6.5-7 saatlik bir yolculuğun ardından yeniden bu şehirdeyim.. aslında daha az sürer ama, yollar berbat.. hele balıkesirin oralar..kar tutmuş epey..
eve varınca bizimkilere baktım, daha alt katta kimse yok, tolga gelmiş tabi, onunla hoş geldinleştik, valizleri odama attım, akşam yerleştiririm artık, bunun odasına geçtim, konuştuk, kuru kuru konuşmayalım deyince gidip bir süredir zulada olan cin i açtı, akşama kadar bütün şişeyi bitirince cin çarpmışa döndük haliyle valiz düzenleme filan yalan oldu (: hıyar daha bir de viski miski getirmiş gelirken.. adam ayaklı tekel bayii anasını satayım,
odaya gittim yanıyorum.. böyle birisi kollarımın altından tutmuş, beni havuza atmakla tehdit ediyormuş gibi, tuhaf bir öne meyletme hali var, fazla dolanırsam kafayı kalorifer peteklerinden birine gömebilirim korkusuyla hemen gidip önce bir camı açtım, azıcık hava-serinlik geldi içeri.. ordan da yatağa dalış yaptım... euueeaah.. siksinler bir daha içeni..
hafta sonu geride kaldı..
1. sınıfın ilk gününden sonra, ilk kez ilk gün okulda bulunuyorum.. alışkın değilim tabi, bünye garipsedi ehehe..

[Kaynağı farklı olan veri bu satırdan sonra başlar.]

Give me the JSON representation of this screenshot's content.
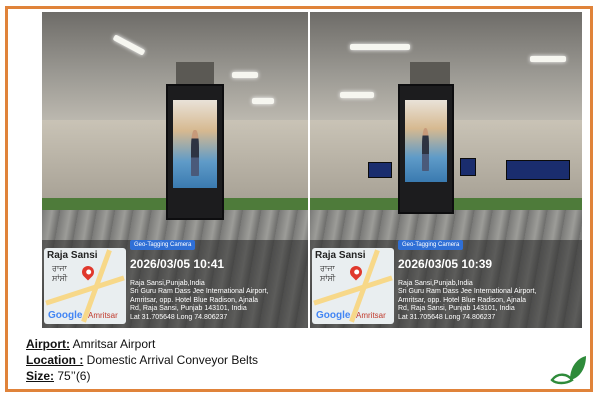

nilay da gelmiş, haberleşmiştik zaten, hemen birbirimizi bulup sarmaş dolaş olduk.. canım benim ya..çok seviyorum bu kızı ben be beyler, nüfusuma mı alsam ne yapsam..

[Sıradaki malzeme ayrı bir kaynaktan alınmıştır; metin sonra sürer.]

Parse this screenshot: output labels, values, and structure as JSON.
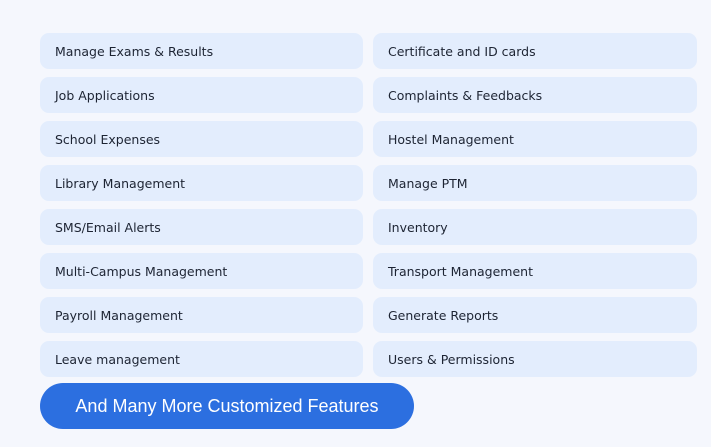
{
  "features": [
    "Manage Exams & Results",
    "Certificate and ID cards",
    "Job Applications",
    "Complaints & Feedbacks",
    "School Expenses",
    "Hostel Management",
    "Library Management",
    "Manage PTM",
    "SMS/Email Alerts",
    "Inventory",
    "Multi-Campus Management",
    "Transport Management",
    "Payroll Management",
    "Generate Reports",
    "Leave management",
    "Users & Permissions"
  ],
  "cta": {
    "label": "And Many More Customized Features"
  },
  "colors": {
    "background": "#f5f7fd",
    "pill": "#e3edfd",
    "pill_text": "#1d2433",
    "cta": "#2c6fe0",
    "cta_text": "#ffffff"
  }
}
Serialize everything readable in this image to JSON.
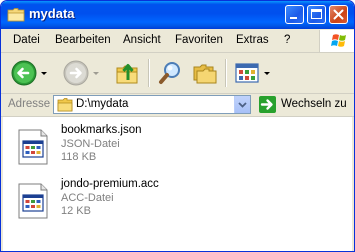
{
  "window": {
    "title": "mydata"
  },
  "menu": {
    "items": [
      "Datei",
      "Bearbeiten",
      "Ansicht",
      "Favoriten",
      "Extras",
      "?"
    ]
  },
  "toolbar": {
    "buttons": [
      "back-icon",
      "forward-icon",
      "folder-up-icon",
      "search-icon",
      "folders-icon",
      "views-icon"
    ]
  },
  "address": {
    "label": "Adresse",
    "path": "D:\\mydata",
    "go_label": "Wechseln zu"
  },
  "files": [
    {
      "name": "bookmarks.json",
      "type": "JSON-Datei",
      "size": "118 KB"
    },
    {
      "name": "jondo-premium.acc",
      "type": "ACC-Datei",
      "size": "12 KB"
    }
  ],
  "colors": {
    "titlebar": "#0054e3",
    "window_bg": "#ece9d8",
    "close_button": "#cc4416",
    "go_button": "#28a12d"
  }
}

geçmez dediğim zamanlar, sayesinde geçti..70 küsür kişilik sınıfta 30 kişi anca var, tabi, palazlandı ya eşşek sıpaları, ilk günler gelmiyorlar, böyle bir artistlik, havalar (sanki sen aynı bok değilsin amk) (:
hocalardan da derslere pek ilgi olmayınca ilk 2-3 günümüz yarı yarıya geçti denebilir..
ve benim hikayemin, karşılıklı pozisyonların bol olduğu ama golsüz geçen ilk yarısından sonra, asıl maç şimdi başlıyor dercesine, hayatımı, hayat felsefemi, geleceğimi, geçmişimi, karakterimi, benliğimi komple ve derinden değiştirecek olan, beni, tam anlamıyla bambaşka bir insana çevirecek olaylar silsilesi de, o çarşamba, öğle arası mühendislik kantinin de başlayacaktı..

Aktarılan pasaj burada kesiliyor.